Di qui la più intima anima dell’educazione, che nella prospettiva multi- inter- o trans-disciplinare dichiara la sua finalità nella la promozione di una didattica personalizzata. Proprio la prospettiva di un apprendimento efficace e pertinente alle attuali esigenze sociali, richiede adeguati ambienti di apprendimento e l’adozione di un insegnamento che tenga conto degli stili di apprendimento di ogni singolo alunno e la competenza di strategie adeguate che consentano di far emergere i singoli “talenti”.

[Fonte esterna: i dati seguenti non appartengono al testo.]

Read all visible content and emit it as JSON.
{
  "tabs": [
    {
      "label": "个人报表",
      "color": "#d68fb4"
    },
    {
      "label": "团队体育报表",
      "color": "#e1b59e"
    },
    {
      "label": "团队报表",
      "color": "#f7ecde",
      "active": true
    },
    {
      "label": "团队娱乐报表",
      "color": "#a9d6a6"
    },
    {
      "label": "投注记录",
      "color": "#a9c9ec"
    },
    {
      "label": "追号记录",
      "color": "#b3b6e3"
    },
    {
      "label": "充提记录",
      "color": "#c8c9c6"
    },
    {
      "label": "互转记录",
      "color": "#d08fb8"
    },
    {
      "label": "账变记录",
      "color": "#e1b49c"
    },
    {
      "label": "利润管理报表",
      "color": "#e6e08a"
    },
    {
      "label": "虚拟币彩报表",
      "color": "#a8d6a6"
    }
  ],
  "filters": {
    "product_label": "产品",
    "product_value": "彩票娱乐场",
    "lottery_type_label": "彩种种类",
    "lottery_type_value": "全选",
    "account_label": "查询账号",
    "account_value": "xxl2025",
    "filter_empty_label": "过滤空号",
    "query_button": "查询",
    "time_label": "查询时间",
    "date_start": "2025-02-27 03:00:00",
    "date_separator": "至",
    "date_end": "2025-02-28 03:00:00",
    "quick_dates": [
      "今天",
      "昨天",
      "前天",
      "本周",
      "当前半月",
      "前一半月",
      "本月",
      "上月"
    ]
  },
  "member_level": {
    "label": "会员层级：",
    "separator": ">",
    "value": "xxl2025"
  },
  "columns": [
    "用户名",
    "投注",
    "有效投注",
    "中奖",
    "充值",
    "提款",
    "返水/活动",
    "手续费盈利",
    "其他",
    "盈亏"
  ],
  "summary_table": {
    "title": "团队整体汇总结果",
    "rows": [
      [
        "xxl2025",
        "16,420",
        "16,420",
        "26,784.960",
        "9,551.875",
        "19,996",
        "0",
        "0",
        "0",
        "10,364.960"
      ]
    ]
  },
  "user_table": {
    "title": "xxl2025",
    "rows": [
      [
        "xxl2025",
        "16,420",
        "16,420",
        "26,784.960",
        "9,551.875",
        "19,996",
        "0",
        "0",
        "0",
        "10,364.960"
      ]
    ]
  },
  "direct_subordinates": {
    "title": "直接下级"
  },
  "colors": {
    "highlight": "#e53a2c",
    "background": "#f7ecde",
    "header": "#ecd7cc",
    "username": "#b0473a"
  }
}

In osservanza di questo corollario scientifico il lavoro si è poi orientato alla definizione di una possibile criteriologia didattica che, nel contesto scolastico, guidi l’osservazione del comportamento degli alunni con diversità o disabilità, secondo l’attento apprezzamento dei loro bisogni formativi, alle specificità ed alle attese che ne rendono la personale individualità.
Si afferma pertanto l’urgenza della necessità di conoscere e valutare i processi mentali degli allievi, che nel periodo adolescienziale intersecano radicalmente le dinamiche emotive e sociali, per dar vita ad un approccio più organico e scientidicamente fondato alla valutazione del comportamento umano.